Ani kalkışmayla birlikte gözler bölgeye çevrilmişken Kazakistan’ın da üyesi bulunduğu Kolektif Güvenlik Anlaşması Örgütü (KGAÖ)’de ilginç bir gelişme yaşandı. Ermenistan parlamentosu, Dağlık Karabağ krizinde Azerbaycan’a destek verdiği için Afganistan’ın örgüt içindeki gözlemci statüsünden mahrum edilmesi talebinde bulundu. Orta Asya ülkelerinin Taliban’la girecekleri ilişkinin mahiyetini konuşmayı gerektiren bir durumdu bu.

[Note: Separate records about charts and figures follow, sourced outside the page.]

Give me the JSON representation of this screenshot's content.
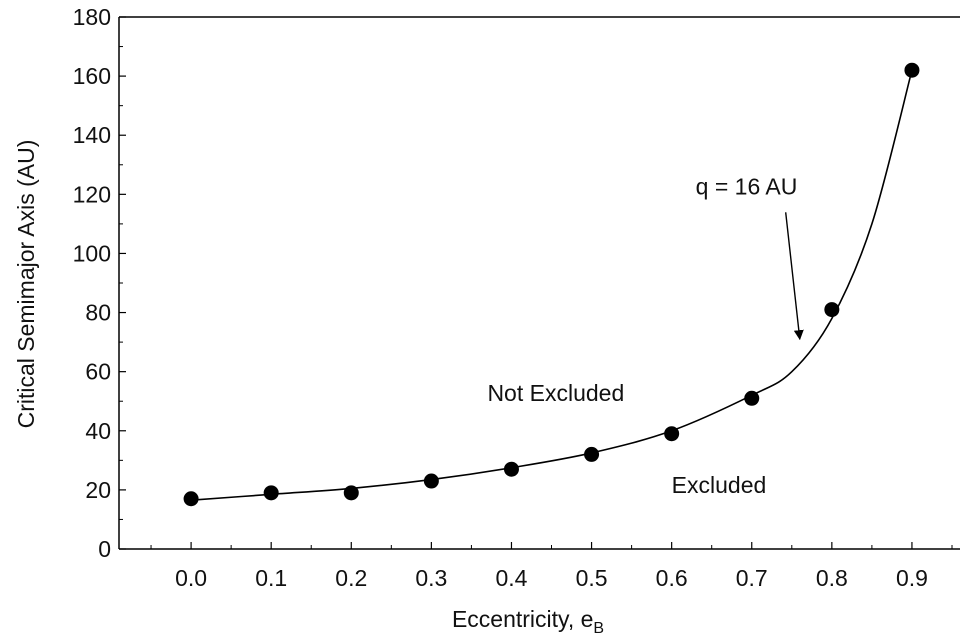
{
  "chart_data": {
    "type": "scatter",
    "title": "",
    "xlabel": "Eccentricity, e",
    "xlabel_subscript": "B",
    "ylabel": "Critical Semimajor Axis (AU)",
    "xlim": [
      -0.09,
      0.96
    ],
    "ylim": [
      0,
      180
    ],
    "x_ticks": [
      0.0,
      0.1,
      0.2,
      0.3,
      0.4,
      0.5,
      0.6,
      0.7,
      0.8,
      0.9
    ],
    "x_tick_labels": [
      "0.0",
      "0.1",
      "0.2",
      "0.3",
      "0.4",
      "0.5",
      "0.6",
      "0.7",
      "0.8",
      "0.9"
    ],
    "y_ticks": [
      0,
      20,
      40,
      60,
      80,
      100,
      120,
      140,
      160,
      180
    ],
    "y_tick_labels": [
      "0",
      "20",
      "40",
      "60",
      "80",
      "100",
      "120",
      "140",
      "160",
      "180"
    ],
    "grid": false,
    "series": [
      {
        "marker": "filled-circle",
        "color": "#000000",
        "x": [
          0.0,
          0.1,
          0.2,
          0.3,
          0.4,
          0.5,
          0.6,
          0.7,
          0.8,
          0.9
        ],
        "y": [
          17,
          19,
          19,
          23,
          27,
          32,
          39,
          51,
          81,
          162
        ]
      },
      {
        "style": "curve",
        "color": "#000000",
        "x": [
          0.0,
          0.1,
          0.2,
          0.3,
          0.4,
          0.5,
          0.6,
          0.7,
          0.75,
          0.8,
          0.85,
          0.9
        ],
        "y": [
          16.5,
          18.5,
          20.5,
          23.5,
          27.5,
          32.5,
          40,
          52,
          60,
          78,
          110,
          162
        ]
      }
    ],
    "annotations": [
      {
        "text": "q = 16 AU",
        "x": 0.63,
        "y": 120,
        "arrow_to": [
          0.76,
          71
        ]
      },
      {
        "text": "Not Excluded",
        "x": 0.37,
        "y": 50
      },
      {
        "text": "Excluded",
        "x": 0.6,
        "y": 19
      }
    ]
  }
}
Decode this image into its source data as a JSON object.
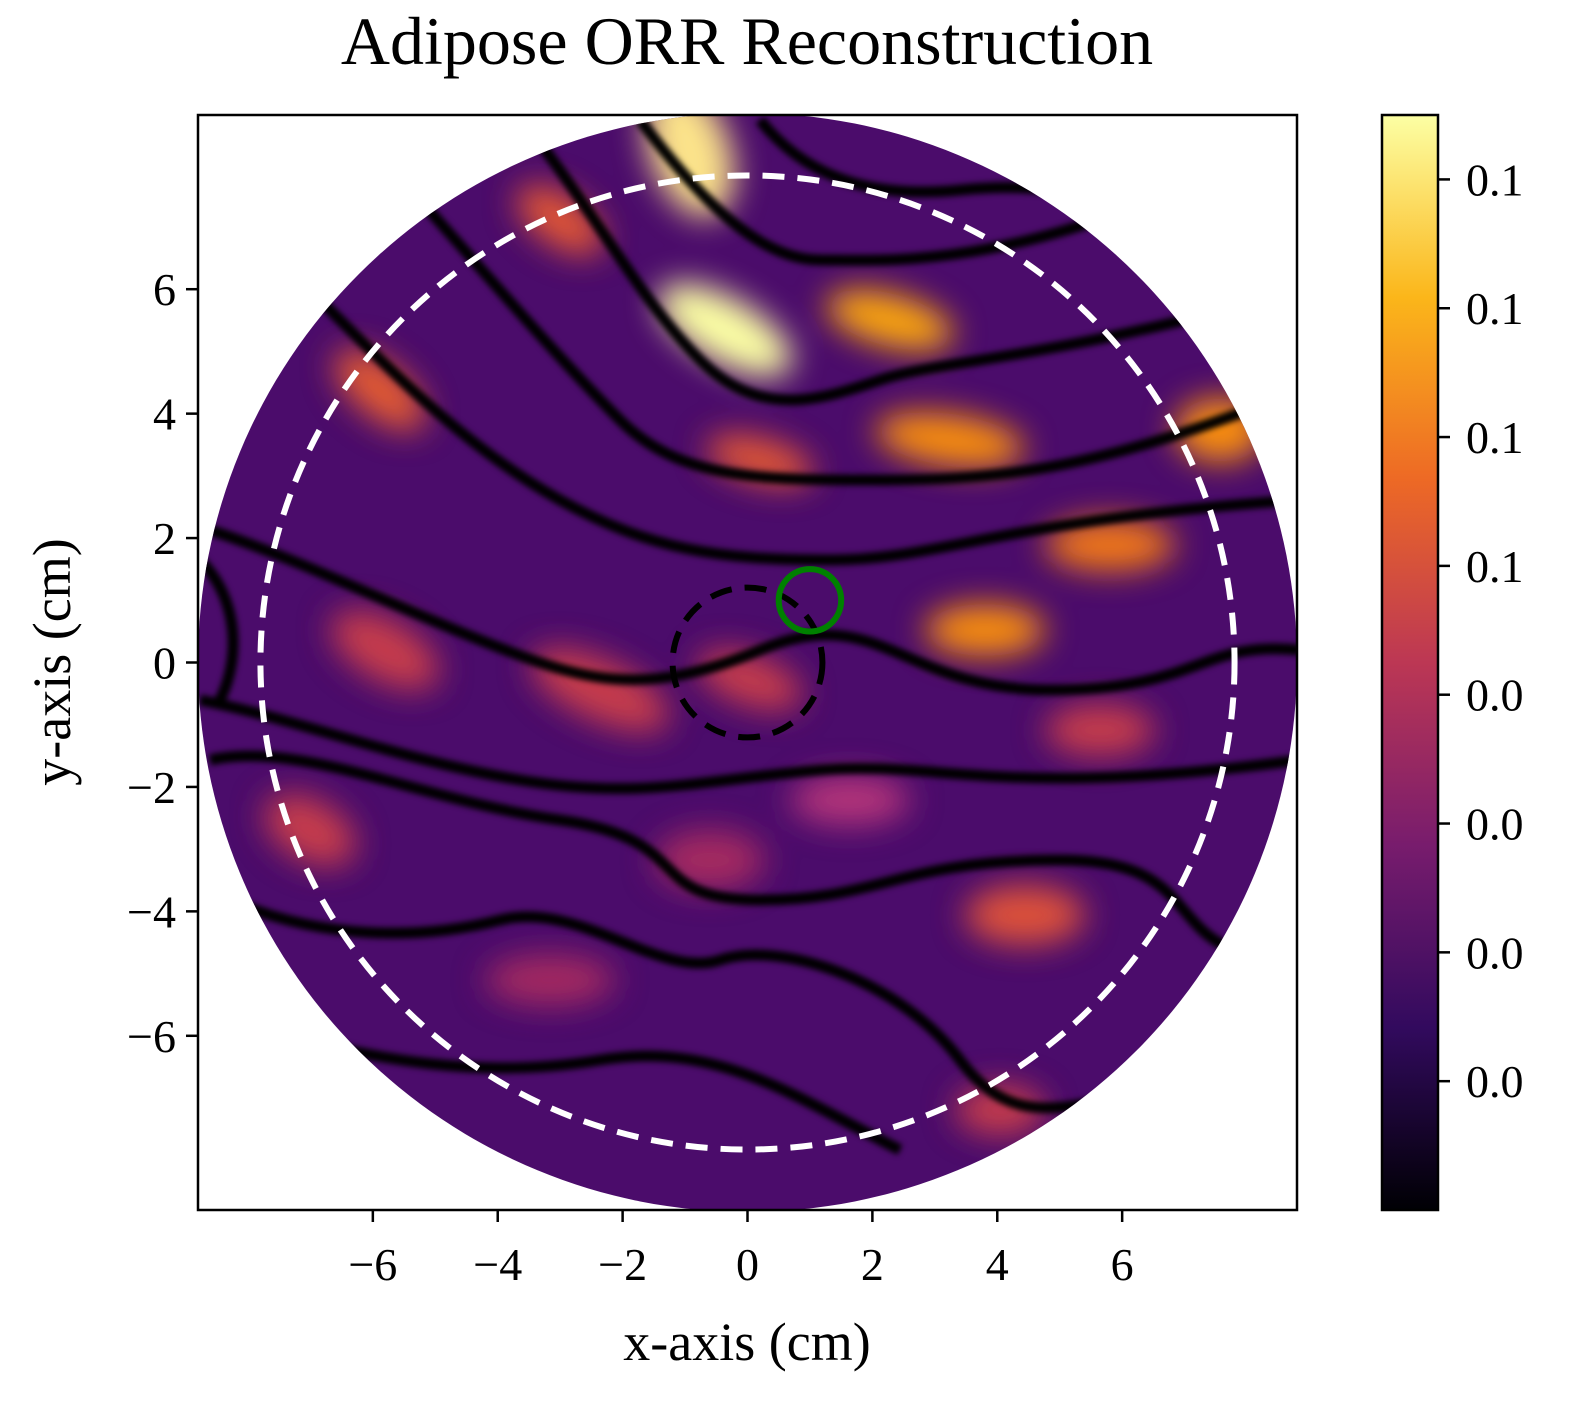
{
  "chart_data": {
    "type": "heatmap",
    "title": "Adipose ORR Reconstruction",
    "x_label": "x-axis (cm)",
    "y_label": "y-axis (cm)",
    "xlim": [
      -8.8,
      8.8
    ],
    "ylim": [
      -8.8,
      8.8
    ],
    "xticks": [
      {
        "value": -6,
        "label": "−6"
      },
      {
        "value": -4,
        "label": "−4"
      },
      {
        "value": -2,
        "label": "−2"
      },
      0,
      2,
      4,
      6
    ],
    "yticks": [
      {
        "value": -6,
        "label": "−6"
      },
      {
        "value": -4,
        "label": "−4"
      },
      {
        "value": -2,
        "label": "−2"
      },
      0,
      2,
      4,
      6
    ],
    "domain_radius": 8.8,
    "colorbar": {
      "clim": [
        0,
        0.085
      ],
      "ticks": [
        {
          "value": 0.01,
          "label": "0.0"
        },
        {
          "value": 0.02,
          "label": "0.0"
        },
        {
          "value": 0.03,
          "label": "0.0"
        },
        {
          "value": 0.04,
          "label": "0.0"
        },
        {
          "value": 0.05,
          "label": "0.1"
        },
        {
          "value": 0.06,
          "label": "0.1"
        },
        {
          "value": 0.07,
          "label": "0.1"
        },
        {
          "value": 0.08,
          "label": "0.1"
        }
      ],
      "colormap": [
        "#000004",
        "#320a5e",
        "#781c6d",
        "#bc3754",
        "#ed6925",
        "#fbb61a",
        "#fcffa4"
      ]
    },
    "circles": [
      {
        "cx": 0,
        "cy": 0,
        "r": 7.8,
        "color": "#ffffff",
        "style": "dashed"
      },
      {
        "cx": 0,
        "cy": 0,
        "r": 1.2,
        "color": "#000000",
        "style": "dashed"
      },
      {
        "cx": 1,
        "cy": 1,
        "r": 0.5,
        "color": "#008000",
        "style": "solid"
      }
    ]
  }
}
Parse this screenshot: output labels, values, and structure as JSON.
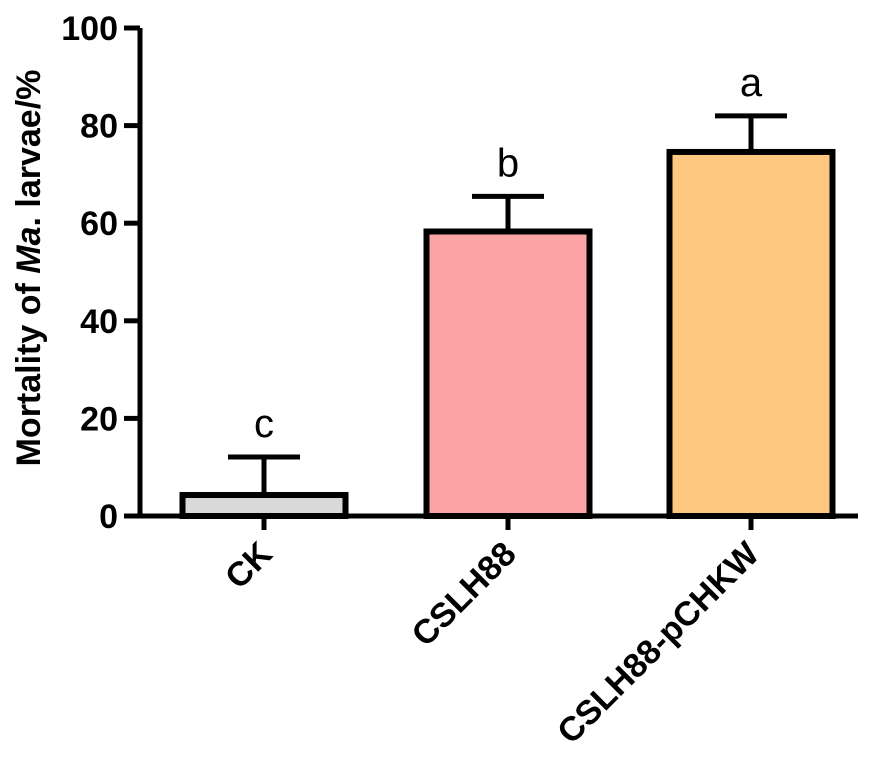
{
  "chart_data": {
    "type": "bar",
    "title": "",
    "xlabel": "",
    "ylabel": {
      "prefix": "Mortality of ",
      "italic": "Ma",
      "suffix": ". larvae/%"
    },
    "ylim": [
      0,
      100
    ],
    "yticks": [
      "0",
      "20",
      "40",
      "60",
      "80",
      "100"
    ],
    "categories": [
      "CK",
      "CSLH88",
      "CSLH88-pCHKW"
    ],
    "values": [
      4.3,
      58.3,
      74.6
    ],
    "errors": [
      7.8,
      7.2,
      7.4
    ],
    "significance": [
      "c",
      "b",
      "a"
    ],
    "colors": [
      "#d9d9d9",
      "#fca3a6",
      "#fec780"
    ],
    "grid": false,
    "legend": "none"
  }
}
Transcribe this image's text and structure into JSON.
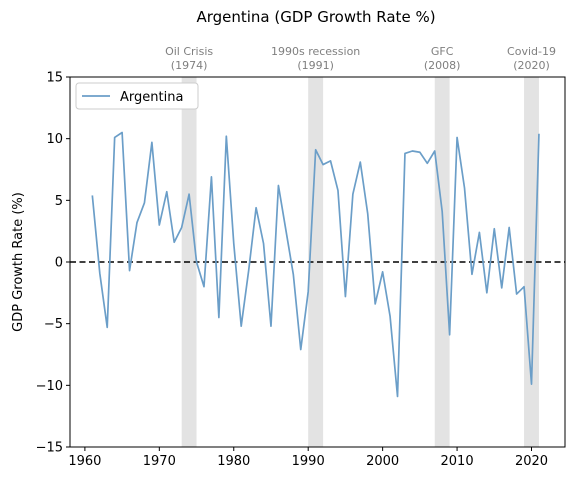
{
  "chart_data": {
    "type": "line",
    "title": "Argentina (GDP Growth Rate %)",
    "xlabel": "",
    "ylabel": "GDP Growth Rate (%)",
    "xlim": [
      1958,
      2024.5
    ],
    "ylim": [
      -15,
      15
    ],
    "xticks": [
      1960,
      1970,
      1980,
      1990,
      2000,
      2010,
      2020
    ],
    "yticks": [
      -15,
      -10,
      -5,
      0,
      5,
      10,
      15
    ],
    "grid": false,
    "legend": {
      "position": "top-left",
      "entries": [
        "Argentina"
      ]
    },
    "colors": {
      "line": "#6b9ec8",
      "zero_line": "#000000",
      "band": "#d9d9d9",
      "annotation": "#7f7f7f"
    },
    "reference_line": {
      "y": 0,
      "style": "dashed"
    },
    "series": [
      {
        "name": "Argentina",
        "x": [
          1961,
          1962,
          1963,
          1964,
          1965,
          1966,
          1967,
          1968,
          1969,
          1970,
          1971,
          1972,
          1973,
          1974,
          1975,
          1976,
          1977,
          1978,
          1979,
          1980,
          1981,
          1982,
          1983,
          1984,
          1985,
          1986,
          1987,
          1988,
          1989,
          1990,
          1991,
          1992,
          1993,
          1994,
          1995,
          1996,
          1997,
          1998,
          1999,
          2000,
          2001,
          2002,
          2003,
          2004,
          2005,
          2006,
          2007,
          2008,
          2009,
          2010,
          2011,
          2012,
          2013,
          2014,
          2015,
          2016,
          2017,
          2018,
          2019,
          2020,
          2021
        ],
        "values": [
          5.4,
          -0.9,
          -5.3,
          10.1,
          10.5,
          -0.7,
          3.2,
          4.8,
          9.7,
          3.0,
          5.7,
          1.6,
          2.8,
          5.5,
          0.0,
          -2.0,
          6.9,
          -4.5,
          10.2,
          1.5,
          -5.2,
          -0.7,
          4.4,
          1.5,
          -5.2,
          6.2,
          2.6,
          -1.0,
          -7.1,
          -2.4,
          9.1,
          7.9,
          8.2,
          5.8,
          -2.8,
          5.5,
          8.1,
          3.9,
          -3.4,
          -0.8,
          -4.4,
          -10.9,
          8.8,
          9.0,
          8.9,
          8.0,
          9.0,
          4.1,
          -5.9,
          10.1,
          6.0,
          -1.0,
          2.4,
          -2.5,
          2.7,
          -2.1,
          2.8,
          -2.6,
          -2.0,
          -9.9,
          10.4
        ]
      }
    ],
    "annotations": [
      {
        "label": "Oil Crisis",
        "year_label": "(1974)",
        "x_start": 1973,
        "x_end": 1975
      },
      {
        "label": "1990s recession",
        "year_label": "(1991)",
        "x_start": 1990,
        "x_end": 1992
      },
      {
        "label": "GFC",
        "year_label": "(2008)",
        "x_start": 2007,
        "x_end": 2009
      },
      {
        "label": "Covid-19",
        "year_label": "(2020)",
        "x_start": 2019,
        "x_end": 2021
      }
    ]
  }
}
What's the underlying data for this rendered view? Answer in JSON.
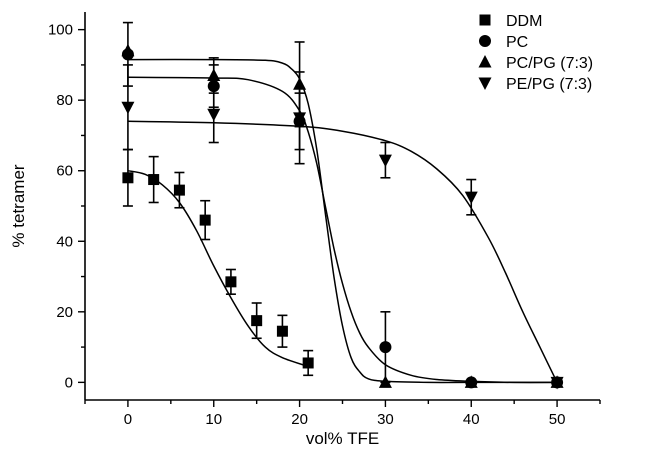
{
  "chart_data": {
    "type": "scatter",
    "title": "",
    "xlabel": "vol% TFE",
    "ylabel": "% tetramer",
    "xlim": [
      -5,
      55
    ],
    "ylim": [
      -5,
      105
    ],
    "xticks": [
      0,
      10,
      20,
      30,
      40,
      50
    ],
    "yticks": [
      0,
      20,
      40,
      60,
      80,
      100
    ],
    "grid": false,
    "legend_position": "top-right",
    "series": [
      {
        "name": "DDM",
        "marker": "square",
        "points": [
          {
            "x": 0,
            "y": 58,
            "err": 8
          },
          {
            "x": 3,
            "y": 57.5,
            "err": 6.5
          },
          {
            "x": 6,
            "y": 54.5,
            "err": 5
          },
          {
            "x": 9,
            "y": 46,
            "err": 5.5
          },
          {
            "x": 12,
            "y": 28.5,
            "err": 3.5
          },
          {
            "x": 15,
            "y": 17.5,
            "err": 5
          },
          {
            "x": 18,
            "y": 14.5,
            "err": 4.5
          },
          {
            "x": 21,
            "y": 5.5,
            "err": 3.5
          }
        ],
        "fit": {
          "x": [
            0,
            2,
            4,
            6,
            8,
            10,
            12,
            14,
            16,
            18,
            21
          ],
          "y": [
            60,
            59,
            56,
            51,
            43,
            33,
            24,
            16,
            10,
            7,
            4.5
          ]
        }
      },
      {
        "name": "PC",
        "marker": "circle",
        "points": [
          {
            "x": 0,
            "y": 93,
            "err": 9
          },
          {
            "x": 10,
            "y": 84,
            "err": 6
          },
          {
            "x": 20,
            "y": 74,
            "err": 8
          },
          {
            "x": 30,
            "y": 10,
            "err": 10
          },
          {
            "x": 40,
            "y": 0,
            "err": 0
          },
          {
            "x": 50,
            "y": 0,
            "err": 0
          }
        ],
        "fit": {
          "x": [
            0,
            10,
            14,
            18,
            20,
            21,
            22,
            23,
            24,
            25,
            26,
            27,
            28,
            30,
            33,
            36,
            40,
            45,
            50
          ],
          "y": [
            86.5,
            86.3,
            85.8,
            82.5,
            77,
            71,
            62,
            50,
            38,
            28,
            20,
            14,
            10,
            5,
            2,
            0.8,
            0.3,
            0,
            0
          ]
        }
      },
      {
        "name": "PC/PG (7:3)",
        "marker": "triangle-up",
        "points": [
          {
            "x": 0,
            "y": 94,
            "err": 0
          },
          {
            "x": 10,
            "y": 87,
            "err": 5
          },
          {
            "x": 20,
            "y": 84.5,
            "err": 12
          },
          {
            "x": 30,
            "y": 0,
            "err": 0
          },
          {
            "x": 40,
            "y": 0,
            "err": 0
          },
          {
            "x": 50,
            "y": 0,
            "err": 0
          }
        ],
        "fit": {
          "x": [
            0,
            10,
            16,
            18,
            19,
            20,
            21,
            22,
            23,
            24,
            25,
            26,
            27,
            28,
            30,
            35,
            40,
            50
          ],
          "y": [
            91.5,
            91.5,
            91.3,
            90.5,
            89,
            86,
            79,
            66,
            48,
            30,
            16,
            7,
            3,
            1,
            0.3,
            0,
            0,
            0
          ]
        }
      },
      {
        "name": "PE/PG (7:3)",
        "marker": "triangle-down",
        "points": [
          {
            "x": 0,
            "y": 78,
            "err": 12
          },
          {
            "x": 10,
            "y": 76,
            "err": 8
          },
          {
            "x": 20,
            "y": 75,
            "err": 13
          },
          {
            "x": 30,
            "y": 63,
            "err": 5
          },
          {
            "x": 40,
            "y": 52.5,
            "err": 5
          },
          {
            "x": 50,
            "y": 0,
            "err": 0
          }
        ],
        "fit": {
          "x": [
            0,
            10,
            20,
            25,
            30,
            33,
            36,
            39,
            42,
            44,
            46,
            48,
            50
          ],
          "y": [
            74,
            73.6,
            72.6,
            71.2,
            68.5,
            65.5,
            60.5,
            53,
            41,
            31,
            20,
            10,
            0
          ]
        }
      }
    ]
  }
}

Afganistan’ın birdenbire düşüşü Taliban için bile beklenmedik bir hızla gerçekleşse de bölge ülkelerinin muhtemel Taliban iktidarı için hazırlıkları büyük oranda tamamdı. Yıllardır sınır birliklerini takviye ederek ve ortak tatbikatlar yaparak kötü ihtimale hazırlıklarını ikmal etmişlerdi.

  • Rusya, Kazakistan, Kırgızistan, Tacikistan, Ermenistan ve Belarus’tan oluşan KGAÖ, Afganistan’ın resmî gözlemci olmasına izin vermişti ama Taliban’dan sonra bu statü şimdi sorgulanır oldu. Şu var ki üye ülkelerden sadece Tacikistan’ın Afganistan’la sınırı var ve Afganistan’la sınırdaş Özbekistan ve Türkmenistan örgüt içinde yer almıyor. Bu durum, örgütün Afganistan’la ilgili elinin gücüne dair de bir fikir vermeye yetiyor.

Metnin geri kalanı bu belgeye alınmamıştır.